Chakrasamvara Mandala
Atelier of Zanabazar, mid 17th - early 18th century
Gilt copper alloy with pigment
32 cm (12 ½ in)

Mandala: Sacred Circle in Tibetan Buddhism, Rubin Museum of Art, New York, 14 August 2009–11 January 2011

Symbols of Buddhism: Sculpture and Painting from India and the Himalayas, Rossi & Rossi at Dickinson Roundell Inc., New York, 18–26 March 2002


Brauen, M. Mandala: Sacred Circle in Tibetan Buddhism, (New York: Rubin Museum of Art, 2009), pg 126–127, plate 25

Symbols of Buddhism: Sculpture and Painting from India and the Himalayas, (New York: Rossi & Rossi, 2002), cat. no. 11

Stadtner, D. (ed). A India, pórtico do norte. (Santiago de Compostela: Auditoria de Galicia, 1998), p 234

Thirty Years 1987-2016 (London: Rossi & Rossi, 2016), 94

This exceptional sculpture represents the pinnacle of Mongolian bronze sculptural production. The lotus mandala is a three-dimensional representation of a deity, in this case, Chakrasamvara and his consort Vajravarahi, and retinue figures inside a lotus blosson. When closed, the petals form the shape of a lotus bud; when opened, the bud unfolds into eight petals, revealing the central deities: Chakrasamvara embracing his consort, Vajravarahi. This stunning example features an ingenious mechanism that allows the petals surrounding the central deity to open and close. Exceedingly rare, it is only one of two similarly engineered lotus mandalas to have merged from Khalkha Mongolia.
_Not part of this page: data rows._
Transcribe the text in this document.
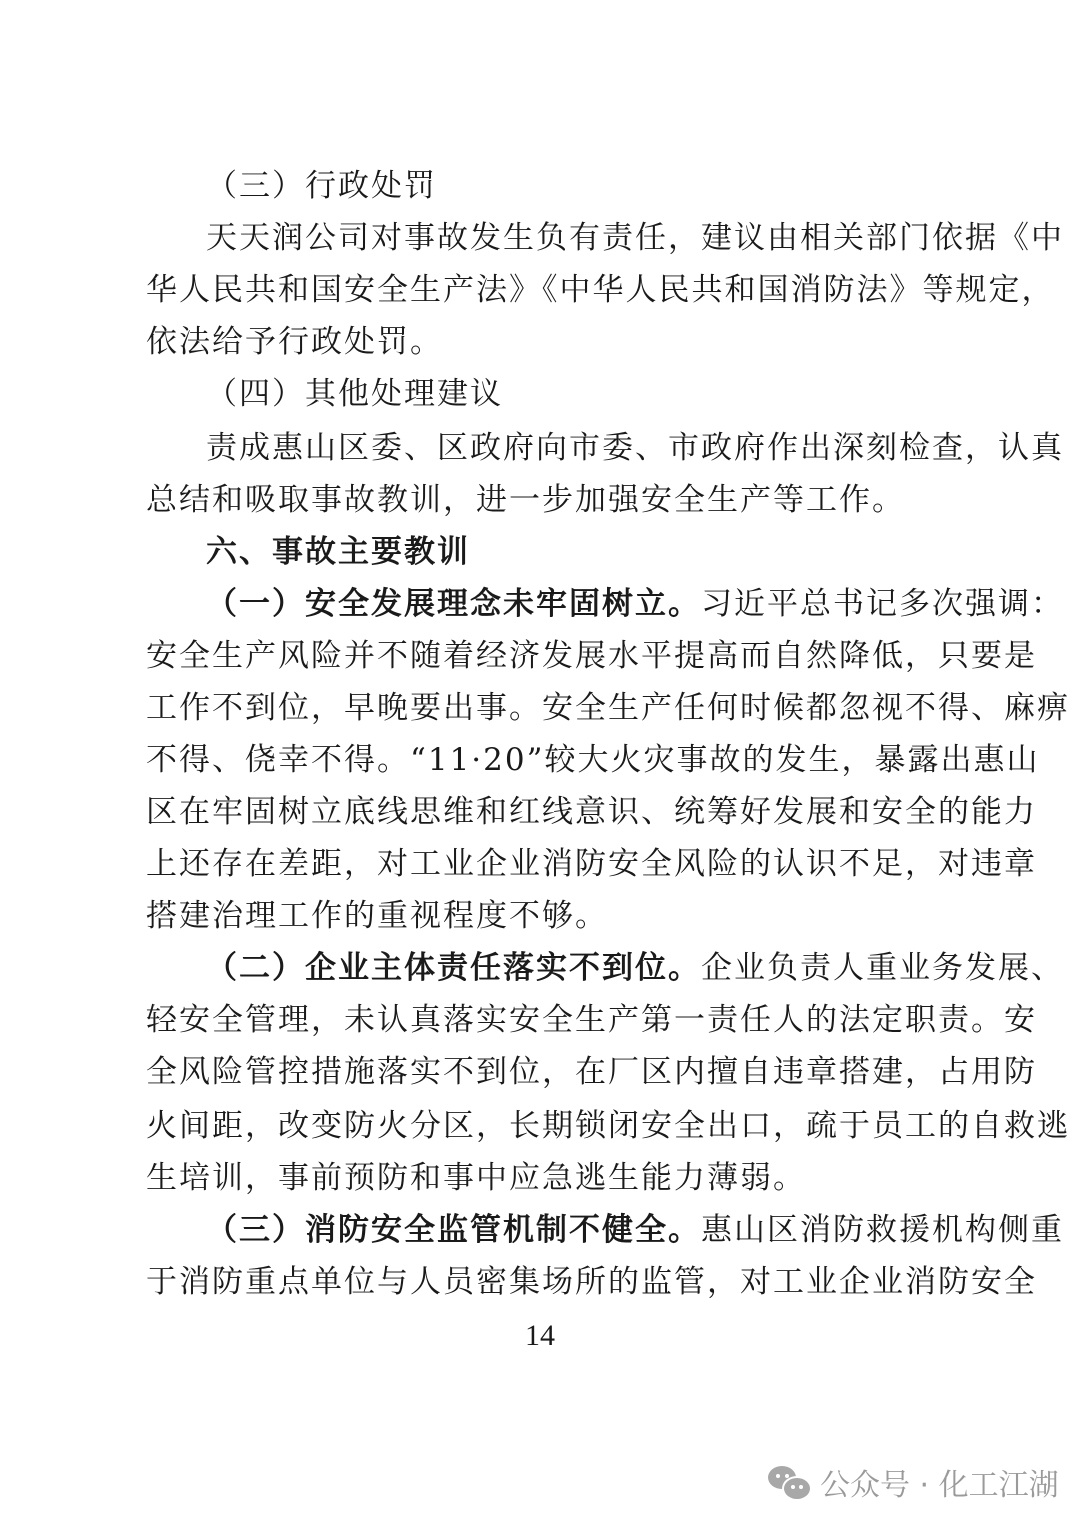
（三）行政处罚
天天润公司对事故发生负有责任，建议由相关部门依据《中
华人民共和国安全生产法》《中华人民共和国消防法》等规定，
依法给予行政处罚。
（四）其他处理建议
责成惠山区委、区政府向市委、市政府作出深刻检查，认真
总结和吸取事故教训，进一步加强安全生产等工作。
六、事故主要教训
（一）安全发展理念未牢固树立。习近平总书记多次强调：
安全生产风险并不随着经济发展水平提高而自然降低，只要是
工作不到位，早晚要出事。安全生产任何时候都忽视不得、麻痹
不得、侥幸不得。“11·20”较大火灾事故的发生，暴露出惠山
区在牢固树立底线思维和红线意识、统筹好发展和安全的能力
上还存在差距，对工业企业消防安全风险的认识不足，对违章
搭建治理工作的重视程度不够。
（二）企业主体责任落实不到位。企业负责人重业务发展、
轻安全管理，未认真落实安全生产第一责任人的法定职责。安
全风险管控措施落实不到位，在厂区内擅自违章搭建，占用防
火间距，改变防火分区，长期锁闭安全出口，疏于员工的自救逃
生培训，事前预防和事中应急逃生能力薄弱。
（三）消防安全监管机制不健全。惠山区消防救援机构侧重
于消防重点单位与人员密集场所的监管，对工业企业消防安全
14
公众号 · 化工江湖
It is the engineering and design of this lotus mandala that make this sculpture truly extraordinary. The lotus stem takes the form of an eight-sided cylinder surrounded by a ring that is decorated with the eight auspicious symbols, each positioned directly below a petal. The ring is connected to the petals via a central rod that is hidden within the lotus stem. Moving the ring up pushes the petals up, causing them to fall open. A delicate balance between the weight of the petals and the weight of the ring keeps the petals from closing on their own. Pushing the ring back down towards the base draws the petals closed.
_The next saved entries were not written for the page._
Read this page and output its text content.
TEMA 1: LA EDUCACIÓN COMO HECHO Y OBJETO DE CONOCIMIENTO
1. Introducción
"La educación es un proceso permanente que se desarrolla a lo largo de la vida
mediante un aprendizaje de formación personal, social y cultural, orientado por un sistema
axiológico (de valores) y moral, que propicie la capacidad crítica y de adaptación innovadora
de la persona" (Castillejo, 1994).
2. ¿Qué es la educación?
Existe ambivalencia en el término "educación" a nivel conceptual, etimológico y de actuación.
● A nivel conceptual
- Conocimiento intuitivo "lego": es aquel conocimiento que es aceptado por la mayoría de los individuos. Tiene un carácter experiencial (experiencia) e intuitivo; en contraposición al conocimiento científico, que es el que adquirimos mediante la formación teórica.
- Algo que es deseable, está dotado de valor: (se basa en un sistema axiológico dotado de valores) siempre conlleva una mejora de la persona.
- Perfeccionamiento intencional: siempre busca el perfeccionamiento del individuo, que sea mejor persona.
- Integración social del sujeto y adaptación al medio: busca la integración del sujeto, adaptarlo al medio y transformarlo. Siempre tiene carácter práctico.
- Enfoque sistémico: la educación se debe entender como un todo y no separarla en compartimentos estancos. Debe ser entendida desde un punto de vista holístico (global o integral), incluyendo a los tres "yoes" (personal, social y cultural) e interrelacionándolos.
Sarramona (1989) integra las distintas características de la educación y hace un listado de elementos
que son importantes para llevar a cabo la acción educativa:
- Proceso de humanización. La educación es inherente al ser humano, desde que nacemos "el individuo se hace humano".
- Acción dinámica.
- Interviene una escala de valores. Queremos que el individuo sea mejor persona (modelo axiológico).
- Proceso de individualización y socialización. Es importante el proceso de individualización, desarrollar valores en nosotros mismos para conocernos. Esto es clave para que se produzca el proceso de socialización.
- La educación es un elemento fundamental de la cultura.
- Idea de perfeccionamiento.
The sculpture is attributed to the Atelier of Zanabazar, which is named after one of the most revered religious leaders and artists of Mongolia, Jebtsundamba Khutuktu Zanabazar (1635–1723). Distinguished in the realms of politics, literature, the arts and engineering, Zanabazar travelled to Tibet in 1649 where he studied medieval Nepalese and East Indian images housed in monasteries. On his return to Mongolia in 1651, Zanabazar established an atelier which created stunning bronze sculptures with the unique and recognisable flair that has become synonym with his aesthetic. Stylistically, Zanabazar’s sculptures present a synthesis of ancient aesthetics. With Zanabazar’s innovation, image-making of this period reached a peak in its artistic level.

The wide, leafy petals with scalloped edges at the base of the globe are characteristic of Mongolian works produced during Zanabazar’s lifetime. The tiny beading along the foot of the circular base also is characteristic of Mongolian works of this period. Known to have been a gifted engineer, it is possible Zanabazar himself had a hand in the creation of this precision-made work which exemplifies the artistic heights achieved in 17th–century Khalkha Mongolia.